Most – ja. Bier – auch. Aber Wein? Den bringt man eher nicht mit der Alb in Verbindung. Aber es gibt auch bei uns Winzer. Dieter Holweger ist einer von ihnen.
Er sitzt am Stammtisch im Café Catrina in Dürrwangen. Als Lektüre liegt vor ihm die aktuelle Ausgabe unserer Zeitung. Dieter Holweger ist Senior-Chef des Traditionslokals und schenkt in diesen Tagen Traubensaft vom eigenen Weingarten aus.
Wie der schmeckt? „Der hat was, gell?“, sagt der Hobby-Winzer, als er eine Kostprobe des hellroten Safts ausschenkt. Nicht ganz ohne Stolz sagt er das, denn in dem süßen Tropfen steckt viel, viel Arbeit. Aber auch viel, viel Leidenschaft, wie man im Gespräch mit dem Ruheständler merkt.
So kam er zu seinem Weingarten
Wobei – das mit dem Ruhestand stimmt eigentlich nicht, wie Holweger mit einem Schmunzeln erzählt. Früher, berichtet er, habe man gesagt: „Wenn da oin ned leide kasch, schenksch em an Weingarten.“ Auf Hochdeutsch: „Wenn Du jemanden nicht leiden kannst, schenke ihm einen Weingarten.“ Als er seinen von einem Stammgast erstand, hätten alle gesagt: „Du hast Dir Arbeit gekauft.“
Das stimme, es sei viel zu tun das Jahr über an den hundert Rebstöcken. Hundert deswegen, weil man außerhalb von Weinbaugebieten pro Person nicht mehr bewirtschaften dürfe, sagt der Hobby-Winzer, der bis 2016 keine Ahnung von Trauben, Trester oder Rückschnitt der Reben hatte. Gemeinsam mit seiner Frau Luise besuchte er einen Kurs. Ihnen gefiel das dort gezeigte Bogenrebensystem. Seit dem wachsen im Frommerner Weingarten die rote Sorte Regent und ihre weißen Pendants Phönix und Birdtaler.

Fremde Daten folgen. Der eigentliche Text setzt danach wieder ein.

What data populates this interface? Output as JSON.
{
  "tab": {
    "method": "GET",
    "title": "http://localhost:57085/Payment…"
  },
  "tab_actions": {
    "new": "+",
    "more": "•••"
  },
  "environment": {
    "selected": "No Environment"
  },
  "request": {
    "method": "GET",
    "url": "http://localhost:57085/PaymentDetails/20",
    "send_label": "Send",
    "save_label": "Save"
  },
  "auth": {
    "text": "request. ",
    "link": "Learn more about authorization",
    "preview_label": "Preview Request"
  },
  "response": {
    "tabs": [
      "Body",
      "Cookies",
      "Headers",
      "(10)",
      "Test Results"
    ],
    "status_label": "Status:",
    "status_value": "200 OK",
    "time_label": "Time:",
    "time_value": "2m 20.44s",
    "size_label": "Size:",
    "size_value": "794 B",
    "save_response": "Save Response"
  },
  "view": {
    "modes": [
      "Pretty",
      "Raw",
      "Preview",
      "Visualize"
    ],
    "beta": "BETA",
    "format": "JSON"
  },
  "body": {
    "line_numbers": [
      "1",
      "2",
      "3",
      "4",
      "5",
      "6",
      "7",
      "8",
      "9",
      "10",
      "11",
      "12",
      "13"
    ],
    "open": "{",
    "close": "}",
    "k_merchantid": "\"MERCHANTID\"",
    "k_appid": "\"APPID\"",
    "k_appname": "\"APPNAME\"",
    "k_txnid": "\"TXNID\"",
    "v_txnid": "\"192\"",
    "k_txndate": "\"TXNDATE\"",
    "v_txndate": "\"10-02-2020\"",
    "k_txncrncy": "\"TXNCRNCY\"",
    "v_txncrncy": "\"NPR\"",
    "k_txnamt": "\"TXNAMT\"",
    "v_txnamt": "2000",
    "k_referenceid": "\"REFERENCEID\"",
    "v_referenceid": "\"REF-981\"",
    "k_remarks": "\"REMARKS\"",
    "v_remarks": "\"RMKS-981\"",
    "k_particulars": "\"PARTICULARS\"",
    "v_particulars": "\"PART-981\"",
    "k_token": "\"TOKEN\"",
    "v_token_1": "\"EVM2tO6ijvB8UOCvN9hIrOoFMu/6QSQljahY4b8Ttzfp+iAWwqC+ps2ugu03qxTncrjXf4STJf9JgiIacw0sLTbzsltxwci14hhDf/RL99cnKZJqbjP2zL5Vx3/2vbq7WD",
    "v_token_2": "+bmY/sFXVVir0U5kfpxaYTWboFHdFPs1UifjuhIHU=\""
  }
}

Der Saft ist schnell weg, bevor daraus Suser wird
Um die 150 Liter Saft haben diese erbracht, zu haben in Glasflaschen oder in Getränkekartons. Den Eigenanteil und jenen für die Gäste des Cafés, das von den Söhnen Markus und Jochen Holweger betrieben wird, werden kühl gelagert. „Sonst wird schnell Suser, also neuer Wein daraus“, erklärt der Senior-Chef. Und dann muss er lachen: „Aber der Saft ist so schnell weg, da passiert das nicht.“ Schwiegertochter Sandra, die an der Theke werkelt, muss ebenfalls grinsen.
Das mag er am meisten
Zu Beginn seiner Winzer-Karriere hatte der frühere Gastronom noch Wein gekeltert. Das habe sich aber nicht rentiert. Mit dem Saft komme er gerade so Null auf Null raus. Aber ums Geldverdienen geht es Dieter Holweger nicht. Sein Wengert ist so etwas wie seine zweite Heimat. „Der Blick von dort auf die Balinger Berge ist einmalig“, sagt er und lächelt.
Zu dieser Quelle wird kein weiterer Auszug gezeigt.